Двухголосый сигнал означает, что территория занята, что образован семейный союз, что это сила, которая за себя постоит, и это подтвержденье любви со взаимностью.

В мещерских краях мы слышали семейные голоса, но не видели журавлей. Как они выглядят в момент демонстрации единенья?

Но случай это понаблюдать представился в усадьбе Окского заповедника. В журавлином питомнике тут живут птицы со всего света.

Есть пара и черно-белых красавцев — японских журавлей. Отличить, где самец, а где самка, сразу нельзя. Но вот мы кинули подношенье — мертвую мышь — и рыцарь немедленно обнаружился: как пинцетом он подхватил лакомство и отнес самке. А когда с фотокамерой я осторожно прошел в вольер, семейная пара единым голосом, как это было бы и в природе, объявила, что полянка с остатком апрельского снега — ее территория, что союз обладателей этого, пусть и огороженного жизненного пространства крепок и что весна на дворе — пора броженья жизненных сил… Две совершенно одинаковые птицы. Только самец, трубя, поднимал кверху крылья. Все, кто слышал в эту минуту за пеленой леса звонкий, переливчатый крик, думал, что это крик одного журавля. А это был сильный, слаженный голос дружной семьи.

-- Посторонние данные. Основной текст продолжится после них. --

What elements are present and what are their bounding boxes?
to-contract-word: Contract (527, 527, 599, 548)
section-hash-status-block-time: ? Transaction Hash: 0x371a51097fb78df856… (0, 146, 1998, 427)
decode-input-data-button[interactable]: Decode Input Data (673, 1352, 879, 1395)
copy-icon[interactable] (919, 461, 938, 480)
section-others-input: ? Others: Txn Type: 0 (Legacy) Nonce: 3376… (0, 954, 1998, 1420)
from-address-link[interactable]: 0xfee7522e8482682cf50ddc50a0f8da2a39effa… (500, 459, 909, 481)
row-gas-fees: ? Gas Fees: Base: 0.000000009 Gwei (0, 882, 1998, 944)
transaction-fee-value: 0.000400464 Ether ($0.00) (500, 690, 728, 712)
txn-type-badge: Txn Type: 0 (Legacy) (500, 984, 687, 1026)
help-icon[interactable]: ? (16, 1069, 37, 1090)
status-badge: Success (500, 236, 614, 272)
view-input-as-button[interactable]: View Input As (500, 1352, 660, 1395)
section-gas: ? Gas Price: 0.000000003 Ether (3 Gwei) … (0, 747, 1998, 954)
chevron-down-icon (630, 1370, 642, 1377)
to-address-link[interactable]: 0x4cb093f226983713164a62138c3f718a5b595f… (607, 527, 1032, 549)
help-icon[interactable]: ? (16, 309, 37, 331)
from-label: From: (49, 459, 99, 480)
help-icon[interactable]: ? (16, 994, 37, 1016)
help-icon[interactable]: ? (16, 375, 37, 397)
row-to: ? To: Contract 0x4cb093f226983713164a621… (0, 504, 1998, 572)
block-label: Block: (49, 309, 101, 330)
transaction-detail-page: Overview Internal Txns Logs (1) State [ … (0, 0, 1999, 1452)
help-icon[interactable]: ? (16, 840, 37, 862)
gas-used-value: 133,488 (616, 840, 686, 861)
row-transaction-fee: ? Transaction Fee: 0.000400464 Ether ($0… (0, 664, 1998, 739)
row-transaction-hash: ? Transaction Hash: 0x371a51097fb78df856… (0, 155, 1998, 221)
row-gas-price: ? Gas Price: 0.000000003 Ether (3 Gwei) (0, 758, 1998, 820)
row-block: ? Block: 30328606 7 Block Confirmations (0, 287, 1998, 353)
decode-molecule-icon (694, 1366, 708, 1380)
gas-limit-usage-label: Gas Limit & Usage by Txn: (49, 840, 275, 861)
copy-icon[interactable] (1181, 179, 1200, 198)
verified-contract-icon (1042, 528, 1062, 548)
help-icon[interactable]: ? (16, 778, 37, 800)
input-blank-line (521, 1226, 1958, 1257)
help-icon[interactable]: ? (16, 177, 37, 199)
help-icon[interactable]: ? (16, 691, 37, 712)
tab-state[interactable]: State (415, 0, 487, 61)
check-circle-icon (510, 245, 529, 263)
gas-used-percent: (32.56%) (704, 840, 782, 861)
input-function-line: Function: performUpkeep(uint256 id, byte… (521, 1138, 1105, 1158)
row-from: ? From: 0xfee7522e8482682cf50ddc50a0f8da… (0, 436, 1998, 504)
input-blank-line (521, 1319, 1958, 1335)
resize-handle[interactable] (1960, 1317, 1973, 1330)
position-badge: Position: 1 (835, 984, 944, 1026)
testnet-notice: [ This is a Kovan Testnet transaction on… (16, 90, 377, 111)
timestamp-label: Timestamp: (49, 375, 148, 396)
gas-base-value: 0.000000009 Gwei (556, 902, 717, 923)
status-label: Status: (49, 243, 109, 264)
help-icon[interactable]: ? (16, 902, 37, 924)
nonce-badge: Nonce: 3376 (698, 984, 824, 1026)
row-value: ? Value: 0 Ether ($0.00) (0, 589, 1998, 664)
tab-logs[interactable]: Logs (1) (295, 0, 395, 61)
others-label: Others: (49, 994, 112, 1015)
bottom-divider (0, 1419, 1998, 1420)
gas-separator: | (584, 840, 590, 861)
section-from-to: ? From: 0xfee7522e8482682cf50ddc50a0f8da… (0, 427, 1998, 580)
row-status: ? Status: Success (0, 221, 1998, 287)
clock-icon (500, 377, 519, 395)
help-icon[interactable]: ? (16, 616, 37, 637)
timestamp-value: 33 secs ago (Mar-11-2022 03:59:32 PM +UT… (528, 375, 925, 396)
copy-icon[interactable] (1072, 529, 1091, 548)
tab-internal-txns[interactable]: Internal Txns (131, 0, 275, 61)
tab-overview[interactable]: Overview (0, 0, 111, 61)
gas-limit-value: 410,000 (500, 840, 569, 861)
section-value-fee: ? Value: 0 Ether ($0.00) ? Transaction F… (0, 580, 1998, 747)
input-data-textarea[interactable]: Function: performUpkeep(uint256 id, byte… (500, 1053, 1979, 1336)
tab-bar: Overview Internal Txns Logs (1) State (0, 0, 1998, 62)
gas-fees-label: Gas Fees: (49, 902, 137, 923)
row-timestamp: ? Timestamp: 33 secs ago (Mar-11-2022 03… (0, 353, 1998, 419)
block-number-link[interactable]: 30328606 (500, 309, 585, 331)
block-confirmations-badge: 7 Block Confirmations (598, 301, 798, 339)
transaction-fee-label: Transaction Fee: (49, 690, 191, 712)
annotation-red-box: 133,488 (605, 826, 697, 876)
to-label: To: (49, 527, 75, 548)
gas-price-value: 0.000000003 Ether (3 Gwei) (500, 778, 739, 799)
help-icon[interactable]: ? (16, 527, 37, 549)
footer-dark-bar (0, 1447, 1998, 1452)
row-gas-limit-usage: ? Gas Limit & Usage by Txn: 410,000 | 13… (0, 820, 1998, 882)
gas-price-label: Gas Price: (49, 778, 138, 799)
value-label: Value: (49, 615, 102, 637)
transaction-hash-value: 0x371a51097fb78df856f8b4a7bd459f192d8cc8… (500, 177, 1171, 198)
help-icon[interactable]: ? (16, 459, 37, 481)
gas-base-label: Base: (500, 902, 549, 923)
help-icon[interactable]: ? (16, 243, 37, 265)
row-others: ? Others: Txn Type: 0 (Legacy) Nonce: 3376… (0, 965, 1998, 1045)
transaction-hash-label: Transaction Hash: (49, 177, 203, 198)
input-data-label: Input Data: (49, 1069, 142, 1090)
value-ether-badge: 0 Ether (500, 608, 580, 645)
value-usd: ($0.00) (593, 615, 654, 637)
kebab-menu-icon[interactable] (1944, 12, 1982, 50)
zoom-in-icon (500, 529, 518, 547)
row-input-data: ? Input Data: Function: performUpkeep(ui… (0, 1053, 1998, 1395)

 Фото автора. 12 апреля 1986 г.

Поймать анаконду…

(Окно в природу)

Полное собрание сочинений. Том 16. В час высокой воды - _64.jpg

Помню беседу со стариком охотником во Вьетнаме. Мы сидели в избушке на сваях, около тлевшего на полу камелька. Моросил дождик. Избушку со всех сторон обступали мокрые непролазные джунгли. Лет старику было много.

Жил он воспоминаниями.

— Это ружье я купил, когда убил тигра, — сказал старик и показал что-то напоминавшее древний мушкет. — А это — когда поймал удава…

— Вы что же, продали удава?

— Да, — сказал старик. И с удовольствием стал вспоминать, как с другом в молодые годы натолкнулись в джунглях они на змею, как схватили ее за голову и за хвост, как боролись с удавом, как потом вытянули его и, привязав к бамбуковому шесту, торжественно принесли на базар. — Мясо удава вкусно и очень любимо в наших местах…

Этот рассказ я вспомнил, получив недавно снимок с другой стороны света — из Южной Америки. Индейцами тоже пойман удав, но водяной — анаконда… Снимок дает представление о размерах легендарной змеи. Живет она в водах реки Амазонки и многих его притоков.

Змея — хороший пловец. Легко представить, как этот гигант будоражит тихую воду.

Много времени анаконда проводит, лежа на дне, высунув на поверхность лишь голову. Но часто греется на прибрежных наклоненных деревьях и на песке. Питается анаконда мелкими водосвинками, птицами, подстерегая их на воде и возле воды.

Существует немало рассказов о нападении водяного удава на человека. Наверное, дыма без огня нет. Но эти редкие нападения надо считать случайными. «Индейцы змею не боятся, — пишет знающий человек, — и преследуют ее всюду, где только заметят». Метко пущенная стрела, аркан, накинутый на голову анаконды, и сноровистые слаженные приемы охотников дают возможность без потерь овладеть нелегкой, конечно, добычей. Вот даже мальчик, пока что робея, схватил анаконду за кончик хвоста. Так же вот дружно побеждали когда-то предки наши даже и мамонтов…

Разные чувства вызывает снимок, сделанный в наши дни. Одно из них: даже примитивно вооруженный человек утверждает себя властелином природы. И природа богаче от этого не становится.

 Фото из архива В. Пескова. 20 апреля 1986 г.

Сверчок

(Окно в природу)

Полное собрание сочинений. Том 16. В час высокой воды - _65.jpg

Многие слушали его песню. Но мало кто его видел.

В детстве среди множества деревенских звуков крик коростеля и песня сверчка меня занимали особенно, потому, возможно, что, сколько я ни старался, увидеть ни сверчка, ни коростеля не удавалось. Коростели жили за огородом в мокрых лугах. Определив место крика, я тихо крался, бежал сломя голову, но птица, не взлетая, смолкала и, словно дразня, начинала свое «крекс-крекс!» шагах в двадцати в стороне.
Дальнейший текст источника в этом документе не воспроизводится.